RSPCA faces huge bill over Framlingham cattle cull

The RSPCA is likely be ordered to pay at least $2 million damages for the loss of prized Murray Grey breeding stock that were euthanised at Framlingham.

The RSPCA is likely be ordered to pay at least $2 million damages for the loss of prized Murray Grey breeding stock that were euthanised at Framlingham.

VICTORIA’S animal protection agency has been dealt a major blow by a County Court ruling yesterday which found it negligent after inspectors euthanased 131 head of cattle at Framlingham.

It means the RSPCA is likely be ordered to pay at least $2 million damages for the loss of prized Murray Grey breeding stock and a substantial legal bill following a 44-day trial which heard from about 30 witnesses.

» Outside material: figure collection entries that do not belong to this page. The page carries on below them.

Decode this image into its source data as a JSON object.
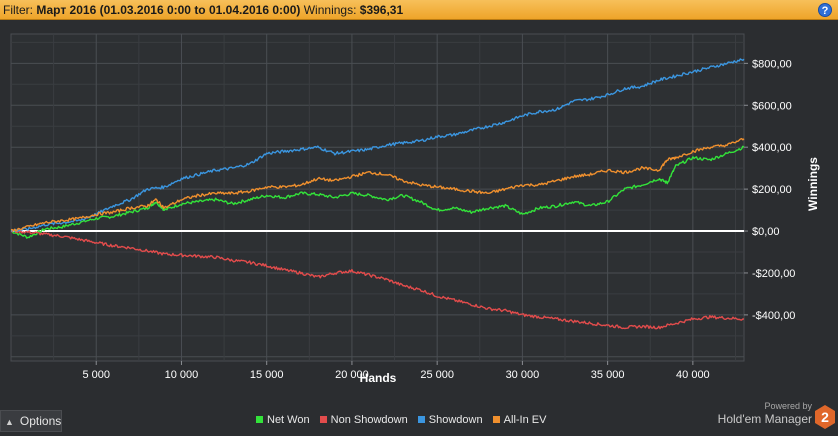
{
  "filter": {
    "label": "Filter:",
    "value": "Март 2016 (01.03.2016 0:00 to 01.04.2016 0:00)",
    "winnings_label": "Winnings:",
    "winnings_value": "$396,31"
  },
  "help_label": "?",
  "options": {
    "label": "Options"
  },
  "brand": {
    "powered": "Powered by",
    "name": "Hold'em Manager",
    "logo_text": "2"
  },
  "colors": {
    "net_won": "#33e23a",
    "non_showdown": "#e24c4c",
    "showdown": "#3b96e0",
    "all_in_ev": "#f0902e",
    "zero_line": "#ffffff"
  },
  "chart_data": {
    "type": "line",
    "xlabel": "Hands",
    "ylabel": "Winnings",
    "xlim": [
      0,
      43000
    ],
    "ylim": [
      -620,
      940
    ],
    "x_ticks": [
      5000,
      10000,
      15000,
      20000,
      25000,
      30000,
      35000,
      40000
    ],
    "x_tick_labels": [
      "5 000",
      "10 000",
      "15 000",
      "20 000",
      "25 000",
      "30 000",
      "35 000",
      "40 000"
    ],
    "y_ticks": [
      800,
      600,
      400,
      200,
      0,
      -200,
      -400
    ],
    "y_tick_labels": [
      "$800,00",
      "$600,00",
      "$400,00",
      "$200,00",
      "$0,00",
      "-$200,00",
      "-$400,00"
    ],
    "grid": true,
    "legend_position": "bottom",
    "series": [
      {
        "name": "Net Won",
        "color": "#33e23a",
        "x": [
          0,
          1000,
          2000,
          3000,
          4000,
          5000,
          6000,
          7000,
          8000,
          8500,
          9000,
          10000,
          11000,
          12000,
          13000,
          14000,
          15000,
          16000,
          17000,
          18000,
          19000,
          20000,
          21000,
          22000,
          23000,
          24000,
          25000,
          26000,
          27000,
          28000,
          29000,
          30000,
          31000,
          32000,
          33000,
          34000,
          35000,
          36000,
          37000,
          38000,
          38500,
          39000,
          40000,
          41000,
          42000,
          43000
        ],
        "values": [
          0,
          -30,
          10,
          20,
          40,
          60,
          70,
          90,
          110,
          140,
          100,
          130,
          140,
          150,
          130,
          150,
          170,
          160,
          180,
          175,
          160,
          180,
          170,
          150,
          170,
          140,
          100,
          110,
          90,
          110,
          120,
          80,
          110,
          120,
          140,
          120,
          140,
          200,
          220,
          250,
          230,
          310,
          350,
          340,
          370,
          400
        ]
      },
      {
        "name": "Non Showdown",
        "color": "#e24c4c",
        "x": [
          0,
          1000,
          2000,
          3000,
          4000,
          5000,
          6000,
          7000,
          8000,
          9000,
          10000,
          11000,
          12000,
          13000,
          14000,
          15000,
          16000,
          17000,
          18000,
          19000,
          20000,
          21000,
          22000,
          23000,
          24000,
          25000,
          26000,
          27000,
          28000,
          29000,
          30000,
          31000,
          32000,
          33000,
          34000,
          35000,
          36000,
          37000,
          38000,
          39000,
          40000,
          41000,
          42000,
          43000
        ],
        "values": [
          0,
          -5,
          -15,
          -25,
          -40,
          -55,
          -70,
          -80,
          -95,
          -110,
          -115,
          -120,
          -125,
          -140,
          -150,
          -165,
          -185,
          -200,
          -220,
          -200,
          -190,
          -210,
          -230,
          -260,
          -280,
          -310,
          -330,
          -350,
          -370,
          -380,
          -400,
          -410,
          -420,
          -430,
          -440,
          -450,
          -460,
          -455,
          -460,
          -440,
          -420,
          -410,
          -415,
          -420
        ]
      },
      {
        "name": "Showdown",
        "color": "#3b96e0",
        "x": [
          0,
          1000,
          2000,
          3000,
          4000,
          5000,
          6000,
          7000,
          8000,
          9000,
          10000,
          11000,
          12000,
          13000,
          14000,
          15000,
          16000,
          17000,
          18000,
          19000,
          20000,
          21000,
          22000,
          23000,
          24000,
          25000,
          26000,
          27000,
          28000,
          29000,
          30000,
          31000,
          32000,
          33000,
          34000,
          35000,
          36000,
          37000,
          38000,
          39000,
          40000,
          41000,
          42000,
          43000
        ],
        "values": [
          0,
          10,
          30,
          40,
          50,
          80,
          120,
          150,
          200,
          210,
          250,
          270,
          290,
          300,
          320,
          370,
          380,
          390,
          400,
          370,
          380,
          390,
          410,
          420,
          430,
          450,
          460,
          480,
          500,
          520,
          550,
          570,
          580,
          620,
          630,
          650,
          680,
          690,
          720,
          740,
          760,
          780,
          800,
          820
        ]
      },
      {
        "name": "All-In EV",
        "color": "#f0902e",
        "x": [
          0,
          1000,
          2000,
          3000,
          4000,
          5000,
          6000,
          7000,
          8000,
          8500,
          9000,
          10000,
          11000,
          12000,
          13000,
          14000,
          15000,
          16000,
          17000,
          18000,
          19000,
          20000,
          21000,
          22000,
          23000,
          24000,
          25000,
          26000,
          27000,
          28000,
          29000,
          30000,
          31000,
          32000,
          33000,
          34000,
          35000,
          36000,
          37000,
          38000,
          38500,
          39000,
          40000,
          41000,
          42000,
          43000
        ],
        "values": [
          0,
          20,
          40,
          50,
          60,
          80,
          90,
          110,
          120,
          150,
          110,
          150,
          170,
          180,
          180,
          190,
          210,
          210,
          220,
          250,
          240,
          260,
          280,
          270,
          240,
          220,
          210,
          200,
          190,
          180,
          200,
          220,
          220,
          240,
          260,
          270,
          290,
          280,
          300,
          290,
          340,
          350,
          380,
          400,
          410,
          440
        ]
      }
    ]
  }
}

It is understood to be the first successful court action against the society for destruction of livestock.

The ruling in Melbourne by Judge John Bowman follows a long and complicated legal battle by farmers James Holdsworth, of Westmere, and Heather Ellison, of Bairnsdale who had arranged for more than 300 head of cattle they jointly owned to be brought from drought-ravaged NSW to Framlingham forest for agistment in 2003. Senior RSPCA inspector Jason Nicholls and fellow RSPCA junior officer Mark Roberts shot the cattle in paddocks owned by Framlingham Aboriginal Trust after investigating reports of starving animals.

They then charged the livestock owners with cruelty, but the case was dismissed in Ballarat Magistrates Court.

The RSPCA argued through both cases it acted within its authority to prevent cruelty to animals and alleged the cattle had effectively been abandoned, neglected and were emaciated.

However, Judge Bowman ruled otherwise and said Nicholls “hastily and negligently” put down the animals which included two bulls and three calves. 

A further hearing will be held on September 1 to discuss total damages payment.

RSPCA Victoria chief executive Maria Mercurio did not rule out challenging the decision.

“We will be consulting with our insurer and their legal team to consider our next steps in the legal process,” he said.

“We’re very disappointed with the outcome of today’s hearing. Our RSPCA inspectors work tirelessly to investigate and prosecute animal cruelty, with the sole aim of improving the lives of animals.”

Legal representative for the plaintiffs, Triston Weston, of Maitland Lawyers, said Mr Holdsworth and Ms Ellison were “elated, exhausted and relieved”.

“This has been a 10-year litigation which has been financially and emotionally draining,” he said.

“It’s been a David and Goliath battle with our small legal firm of two partners taking on a large specialist firm.

“The 44-day trial involved a Queen’s counsel and four barristers. 

“Witnesses included former Moyne mayor Jim Doukas and Framlingham Aboriginal identity Geoff Clark.

“Our clients are just down-to-earth country people who told the truth.

“I believe this is the first time anyone has successfully sued the RSPCA for destruction of animals.”

Mr Weston, who was raised and educated in Warrnambool, said the RSPCA had effectively eradicated a herd with six or seven generations of careful breeding. “We say it’s now unviable for our clients to continue breeding with the herd that was left,” he said.

“They had only a truckload left to take home.”

The total of cattle shot by the RSPCA and taken to an abattoir at Tesbury was disputed, but the judge calculated 131 as the appropriate number. Other cattle were assumed to have died beforehand in the paddocks.